Mizahın atmosfer yaratmak için kullanılması
Mizahın karakterleri ve canlandırılan atmosferi daha sevimli kılmak için kullanılmasına Çağan Irmak’ın “Gülizar”, “Asmalı Konak”, “Çemberimde Gül Oya” gibi dizilerinde rastlıyoruz. Bu dizilerde hem karakterlerin gelgitleriyle yoğuruluşu (Gülizar karakteri, “Asmalı Konak’daki Bahar,“Çemberimde Gül Oya”daki Canan hem de diyalogların ustaca yazılmış olması komik, hüzünlü duygulandırıcı anları aynı anda yakalamamızı sağladığı gibi karakterlere doğallık, çok boyutluluk ve sıcaklık kazandırıyor.
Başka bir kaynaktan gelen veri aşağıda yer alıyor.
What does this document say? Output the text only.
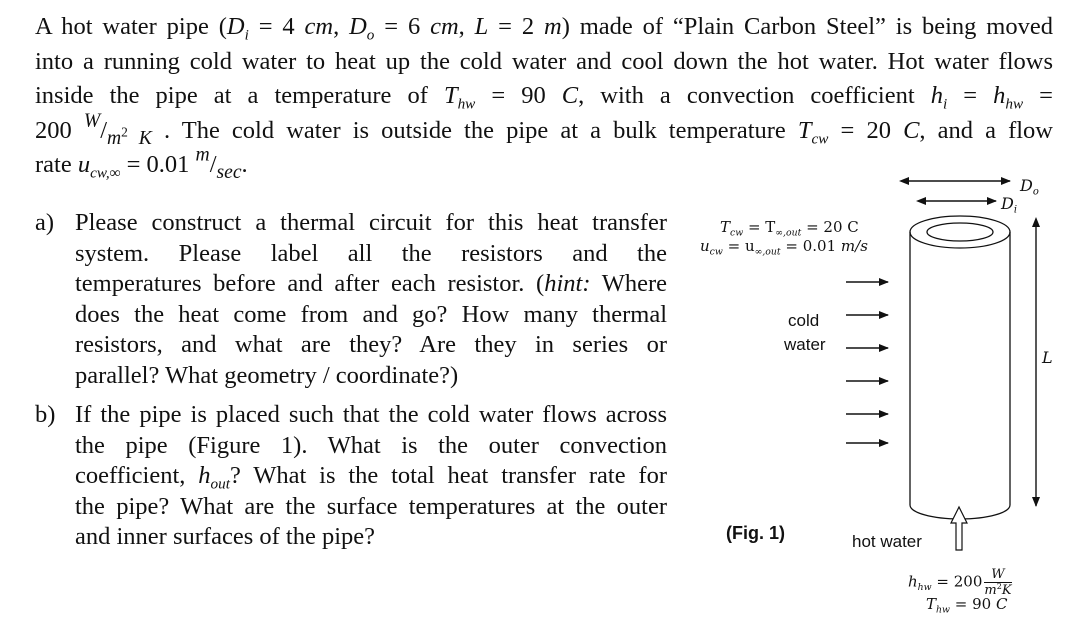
A hot water pipe ($D_i = 4$ cm, $D_o = 6$ cm, L = 2 m) made of “Plain Carbon Steel” is being moved
into a running cold water to heat up the cold water and cool down the hot water. Hot water flows
inside the pipe at a temperature of $T_{hw} = 90$ C, with a convection coefficient $h_i = h_{hw}$ =
200 $^W/_{m2}$ $_K$ . The cold water is outside the pipe at a bulk temperature $T_{cw} = 20$ C, and a flow
rate $u_{cw,\infty} = 0.01$ $^m/_{sec}$.
a) Please construct a thermal circuit for this heat transfer
system. Please label all the resistors and the
temperatures before and after each resistor. (hint: Where
does the heat come from and go? How many thermal
resistors, and what are they? Are they in series or
parallel? What geometry / coordinate?)
b) If the pipe is placed such that the cold water flows across
the pipe (Figure 1). What is the outer convection
coefficient, $h_{out}$? What is the total heat transfer rate for
the pipe? What are the surface temperatures at the outer
and inner surfaces of the pipe?
$D_o$
$D_i$
L
$T_{cw} = T_{\infty,out} = 20$ C
$u_{cw} = u_{\infty,out} = 0.01$ m/s
cold
water
(Fig. 1)	hot water
$h_{hw} = 200 \frac{W}{m^2K}$
$T_{hw} = 90$ C
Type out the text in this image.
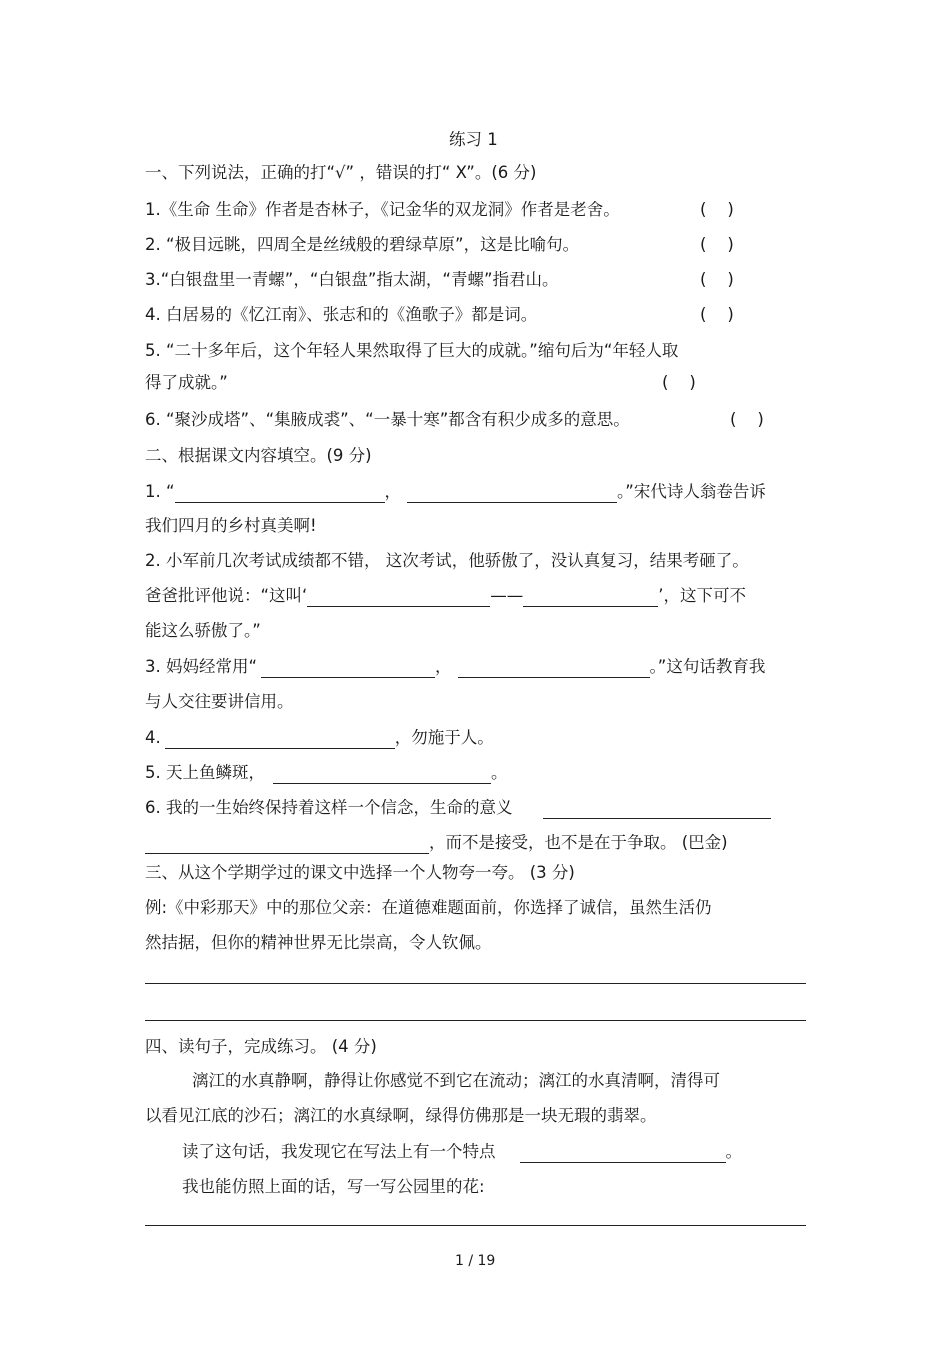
练习 1
一、下列说法，正确的打“√” ，错误的打“ X”。(6 分)
1.《生命 生命》作者是杏林子，《记金华的双龙洞》作者是老舍。	(    )
2. “极目远眺，四周全是丝绒般的碧绿草原”，这是比喻句。	(    )
3.“白银盘里一青螺”，“白银盘”指太湖，“青螺”指君山。	(    )
4. 白居易的《忆江南》、张志和的《渔歌子》都是词。	(    )
5. “二十多年后，这个年轻人果然取得了巨大的成就。”缩句后为“年轻人取
得了成就。”	(    )
6. “聚沙成塔”、“集腋成裘”、“一暴十寒”都含有积少成多的意思。	(    )
二、根据课文内容填空。(9 分)
1. “	，	。”宋代诗人翁卷告诉
我们四月的乡村真美啊!
2. 小军前几次考试成绩都不错， 这次考试，他骄傲了，没认真复习，结果考砸了。
爸爸批评他说：“这叫‘	——	’，这下可不
能这么骄傲了。”
3. 妈妈经常用“	，	。”这句话教育我
与人交往要讲信用。
4.	，勿施于人。
5. 天上鱼鳞斑，	。
6. 我的一生始终保持着这样一个信念，生命的意义
，而不是接受，也不是在于争取。 (巴金)
三、从这个学期学过的课文中选择一个人物夸一夸。 (3 分)
例:《中彩那天》中的那位父亲：在道德难题面前，你选择了诚信，虽然生活仍
然拮据，但你的精神世界无比崇高，令人钦佩。
四、读句子，完成练习。 (4 分)
漓江的水真静啊，静得让你感觉不到它在流动；漓江的水真清啊，清得可
以看见江底的沙石；漓江的水真绿啊，绿得仿佛那是一块无瑕的翡翠。
读了这句话，我发现它在写法上有一个特点	。
我也能仿照上面的话，写一写公园里的花:
1 / 19
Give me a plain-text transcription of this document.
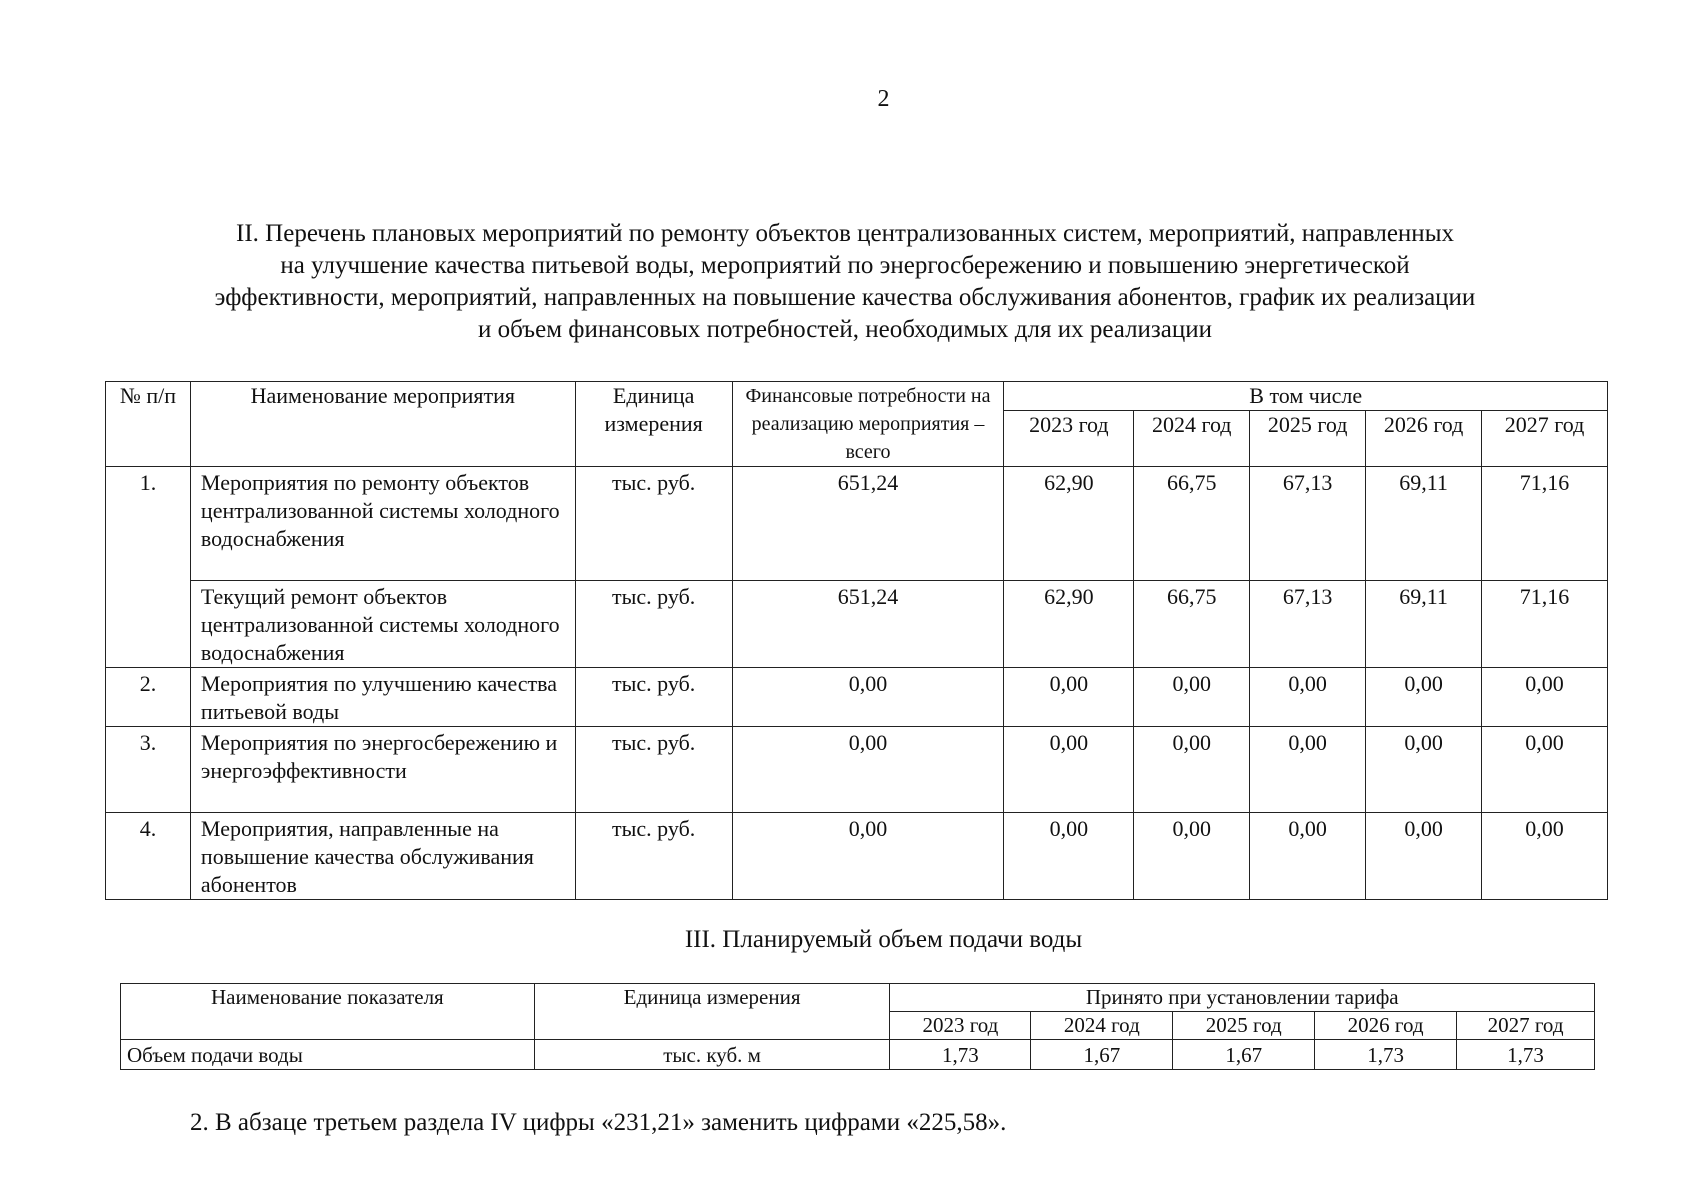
2
II. Перечень плановых мероприятий по ремонту объектов централизованных систем, мероприятий, направленных
на улучшение качества питьевой воды, мероприятий по энергосбережению и повышению энергетической
эффективности, мероприятий, направленных на повышение качества обслуживания абонентов, график их реализации
и объем финансовых потребностей, необходимых для их реализации
№ п/п	Наименование мероприятия	Единица измерения	Финансовые потребности на реализацию мероприятия – всего	В том числе				
				2023 год	2024 год	2025 год	2026 год	2027 год
1.	Мероприятия по ремонту объектов централизованной системы холодного водоснабжения	тыс. руб.	651,24	62,90	66,75	67,13	69,11	71,16
	Текущий ремонт объектов централизованной системы холодного водоснабжения	тыс. руб.	651,24	62,90	66,75	67,13	69,11	71,16
2.	Мероприятия по улучшению качества питьевой воды	тыс. руб.	0,00	0,00	0,00	0,00	0,00	0,00
3.	Мероприятия по энергосбережению и энергоэффективности	тыс. руб.	0,00	0,00	0,00	0,00	0,00	0,00
4.	Мероприятия, направленные на повышение качества обслуживания абонентов	тыс. руб.	0,00	0,00	0,00	0,00	0,00	0,00
III. Планируемый объем подачи воды
Наименование показателя	Единица измерения	Принято при установлении тарифа				
		2023 год	2024 год	2025 год	2026 год	2027 год
Объем подачи воды	тыс. куб. м	1,73	1,67	1,67	1,73	1,73
2. В абзаце третьем раздела IV цифры «231,21» заменить цифрами «225,58».
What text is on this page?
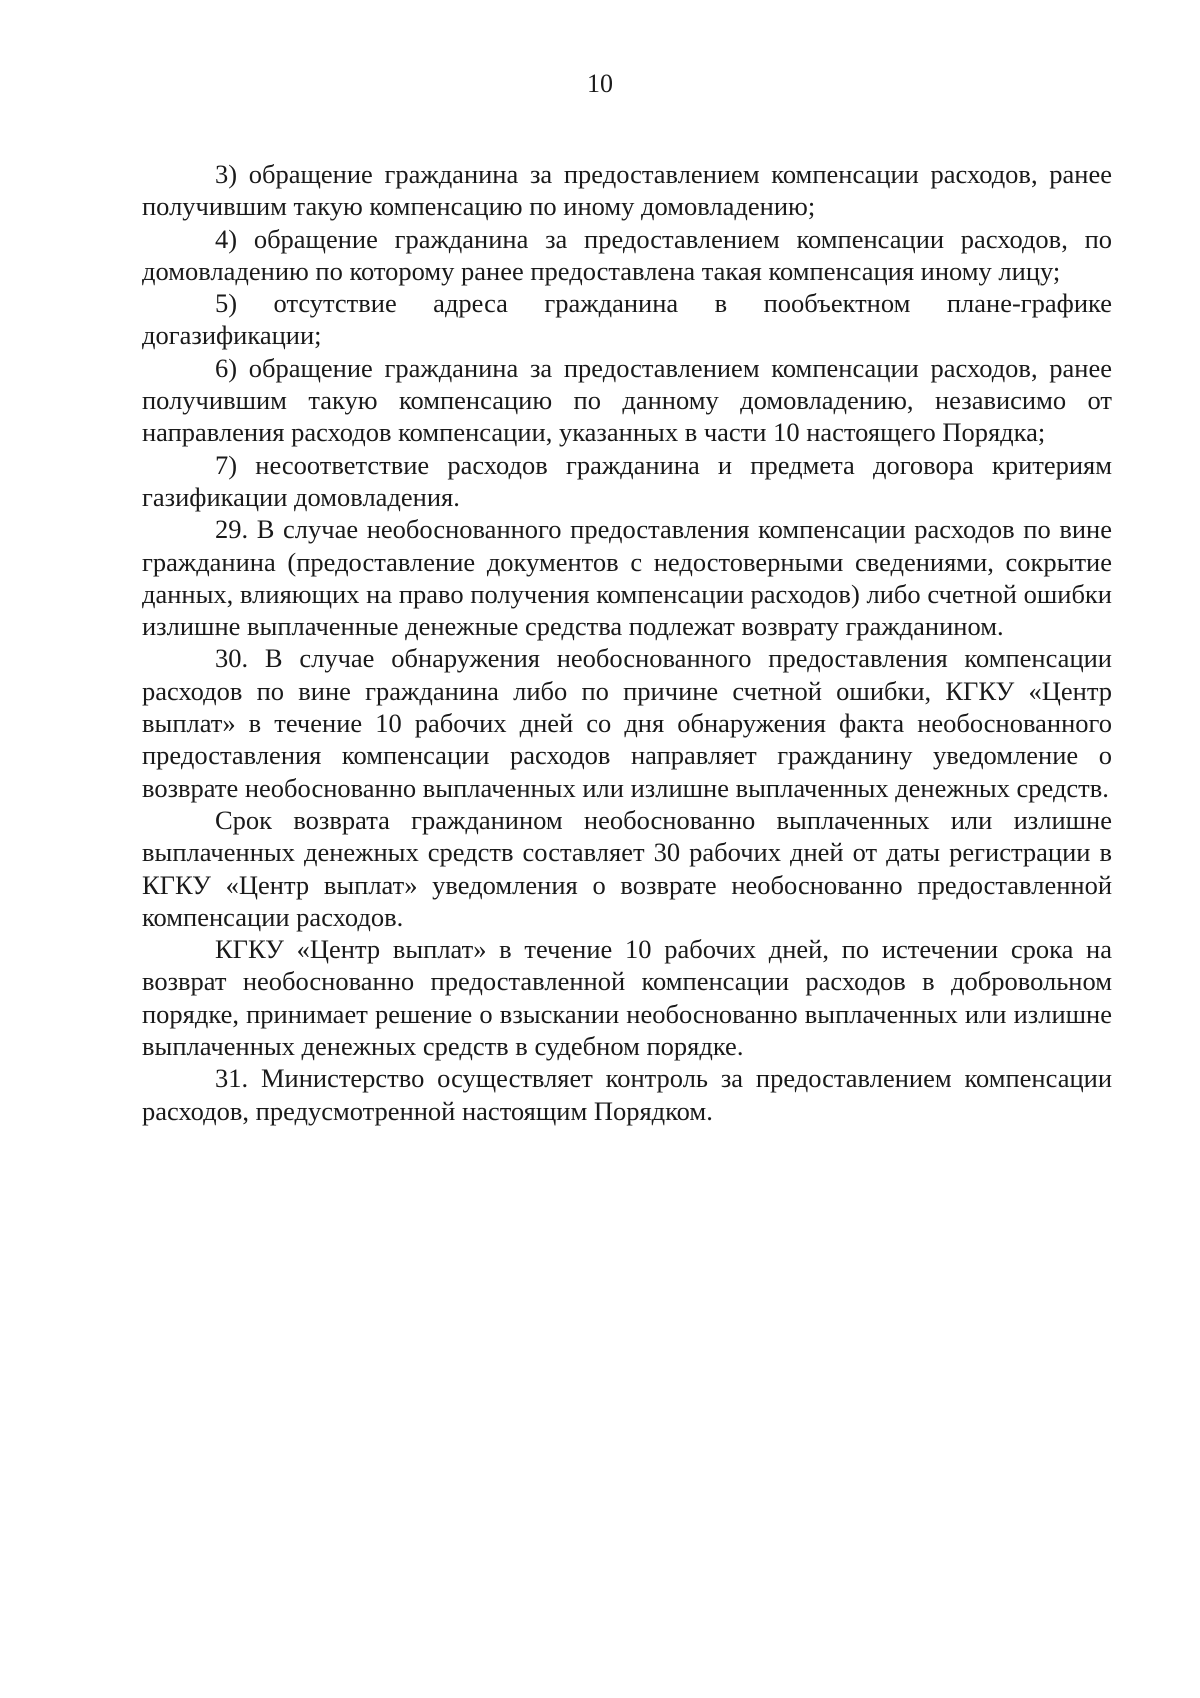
10

3) обращение гражданина за предоставлением компенсации расходов, ранее получившим такую компенсацию по иному домовладению;

4) обращение гражданина за предоставлением компенсации расходов, по домовладению по которому ранее предоставлена такая компенсация иному лицу;

5) отсутствие адреса гражданина в пообъектном плане-графике догазификации;

6) обращение гражданина за предоставлением компенсации расходов, ранее получившим такую компенсацию по данному домовладению, независимо от направления расходов компенсации, указанных в части 10 настоящего Порядка;

7) несоответствие расходов гражданина и предмета договора критериям газификации домовладения.

29. В случае необоснованного предоставления компенсации расходов по вине гражданина (предоставление документов с недостоверными сведениями, сокрытие данных, влияющих на право получения компенсации расходов) либо счетной ошибки излишне выплаченные денежные средства подлежат возврату гражданином.

30. В случае обнаружения необоснованного предоставления компенсации расходов по вине гражданина либо по причине счетной ошибки, КГКУ «Центр выплат» в течение 10 рабочих дней со дня обнаружения факта необоснованного предоставления компенсации расходов направляет гражданину уведомление о возврате необоснованно выплаченных или излишне выплаченных денежных средств.

Срок возврата гражданином необоснованно выплаченных или излишне выплаченных денежных средств составляет 30 рабочих дней от даты регистрации в КГКУ «Центр выплат» уведомления о возврате необоснованно предоставленной компенсации расходов.

КГКУ «Центр выплат» в течение 10 рабочих дней, по истечении срока на возврат необоснованно предоставленной компенсации расходов в добровольном порядке, принимает решение о взыскании необоснованно выплаченных или излишне выплаченных денежных средств в судебном порядке.

31. Министерство осуществляет контроль за предоставлением компенсации расходов, предусмотренной настоящим Порядком.
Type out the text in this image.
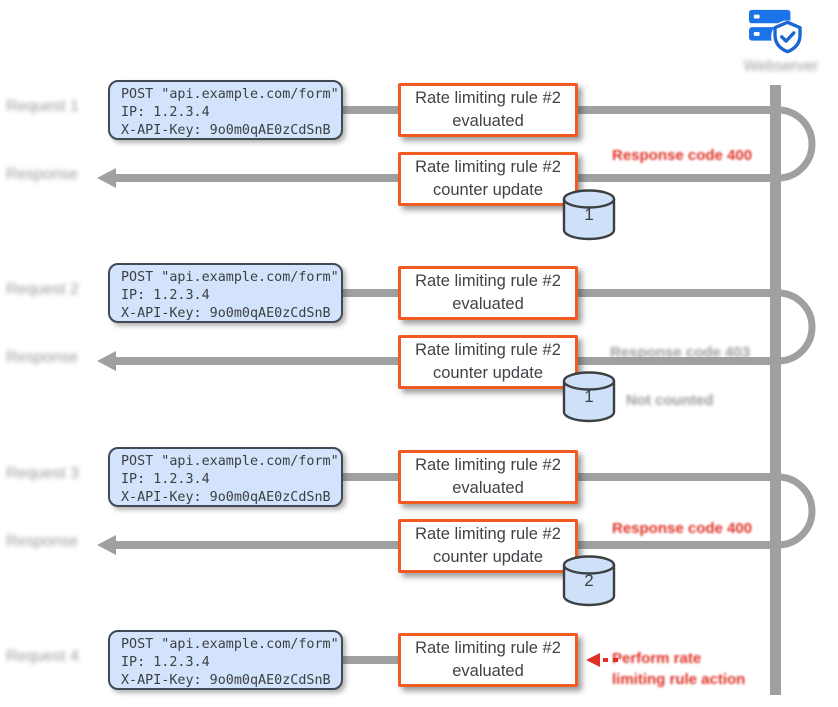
Webserver
Request 1
Response
Request 2
Response
Request 3
Response
Request 4
POST "api.example.com/form"
IP: 1.2.3.4
X-API-Key: 9o0m0qAE0zCdSnB
POST "api.example.com/form"
IP: 1.2.3.4
X-API-Key: 9o0m0qAE0zCdSnB
POST "api.example.com/form"
IP: 1.2.3.4
X-API-Key: 9o0m0qAE0zCdSnB
POST "api.example.com/form"
IP: 1.2.3.4
X-API-Key: 9o0m0qAE0zCdSnB
Rate limiting rule #2
evaluated
Rate limiting rule #2
counter update
Rate limiting rule #2
evaluated
Rate limiting rule #2
counter update
Rate limiting rule #2
evaluated
Rate limiting rule #2
counter update
Rate limiting rule #2
evaluated
1
1
2
Response code 400
Response code 403
Not counted
Response code 400
Perform rate
limiting rule action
Sonuçta karakteri odak olarak alan dil ve durum güldürüsü farklı mizah anlayışlarının ortak noktasını oluşturuyor. Baş karakterlerde karakter güldürüsü olabildiğine çok boyutlu bir biçimde sunulurken, yan karakterlerde “Paramparça” dizisindeki Keriman karakteri gibi aşırı karikatürleştirilmiş tiplerle de karşılaşıyoruz. Bu tür roller belki de bizde komedi yazarlığına ve oyunculuğuna çok yatkın olduğumuz için yerleşik klişeleri hem senaryo hem oyunculuk bazında kırarak genellikle çok başarılı gelişiyor.
Mizahın önemi
Sonuçta TV dizi eleştirisinde mizahın nasıl kullanıldığı önemli bir değerlendirme ölçütü oluşturuyor. Mizah yoluyla bazı şeyler sorgulanıp eleştiriliyor mu, yoksa mizah egemen ideolojinin hizmetinde mi gelişiyor? Öte yandan mizah canlandırılan karakterlere ve atmosfere dizinin doğal akışı içinde yeni bir boyut getiriyor mu, karşıtlar, çelişkiler yeterince vurgulanıyor mu?
Bu yazımda gündeme gelen mizah anlayışının günümüzde çok geçerli olan kaba saba bir güldürü anlayışının, ucuz, bayağı esprilerin, küfürlü konuşmaların tam karşıtı bir duruşu sergilediğini görüyoruz.